Hamas threatens to carry out attacks if their demands are not meant; Sharon vows to respond with the full force of the Israeli Army in the event of an attack. The ante keeps being upped, with threats and vows of retaliation on both sides... and then all hell breaks loose. A terror attack is carried out somewhere in Israel - and Sharon keeps his promise. With over 2/3 of the Israeli government voting "Yes", he responds with full military power: Not the door-to-door combat of Operation Defensive Shield, but rather the full force of the Israel Defense Forces - planes, helicopters, and tank battalions. A government of terrorists can no longer say that the terrorists are not under their control. Rather, the attacks perpetrated on the citizens of Israel are by representatives of the Palestinian government - and cannot be accepted.
The terrorist infrastructure is completely destroyed, as are Palestinian hopes for further Israeli concessions. A new Palestinian government, devoid of terrorists, elected by a shattered people, agrees to final status talks, discarding the "right of return" and the hopes of a capital in East Jerusalem, accepting instead Gaza and substantial portions of the West Bank as their new country's borders. Ariel Sharon is hailed Israel's greatest leader since the times of the Bais Hamikdash (Temple), and Israel is finally able to live in peace.
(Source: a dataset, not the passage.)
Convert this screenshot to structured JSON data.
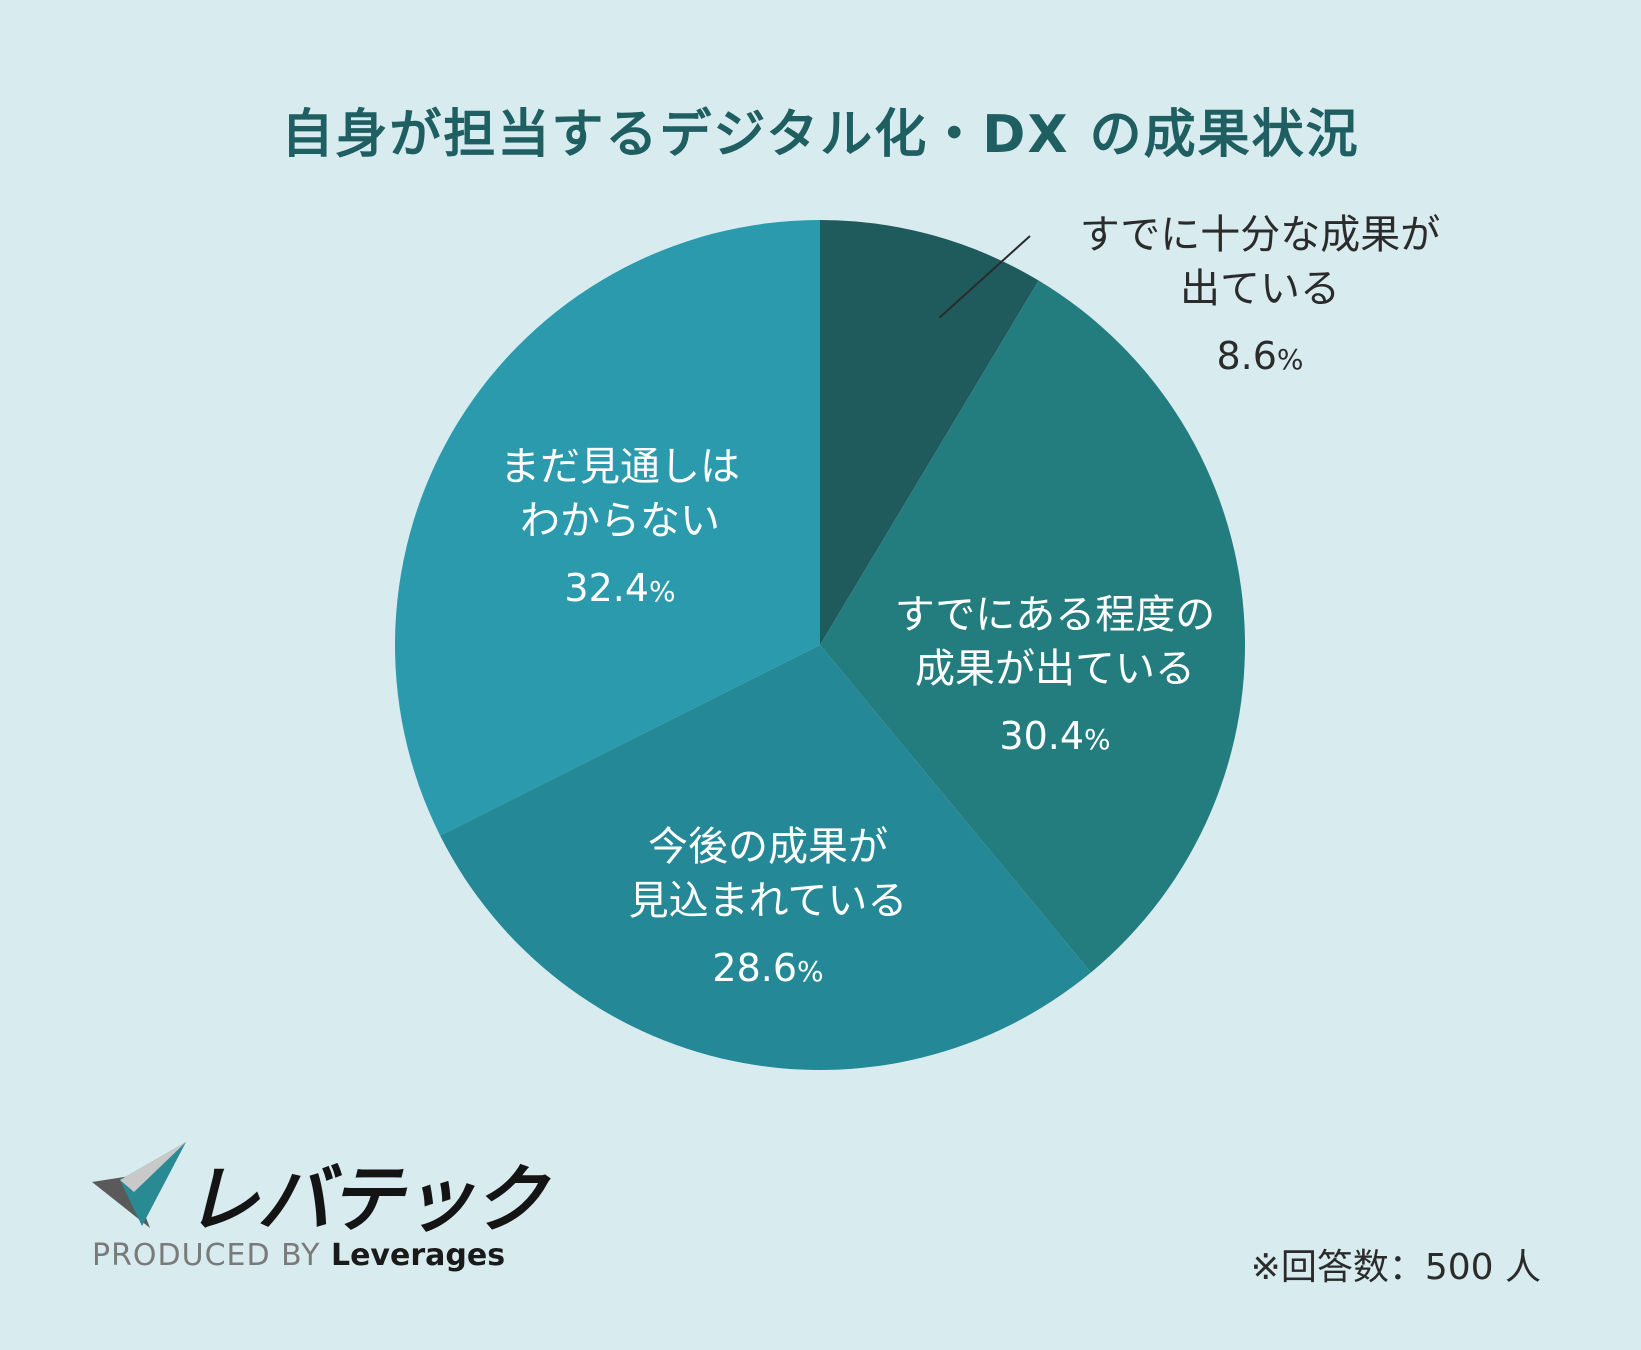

All this, Ariel Sharon saw in his dreams. If only he had been a true prophet, he would have foreshadowed the one, fatal flaw in his plans: It requires an Ariel Sharon to carry it out. No other Israeli leader could possibly continue that which Sharon began - certainly not Ehud Olmert. Had Ariel Sharon forseen his own demise, and somehow been able to counteract it, we could have had a truly secure Israel, with a true peace, and with true borders. Instead, we now have a country with a dying leader, a broken "peace process," and a ruined Palestinian government that has nobody with which to deal. All we have now are shattered dreams.
Even a visionary can't always see the future.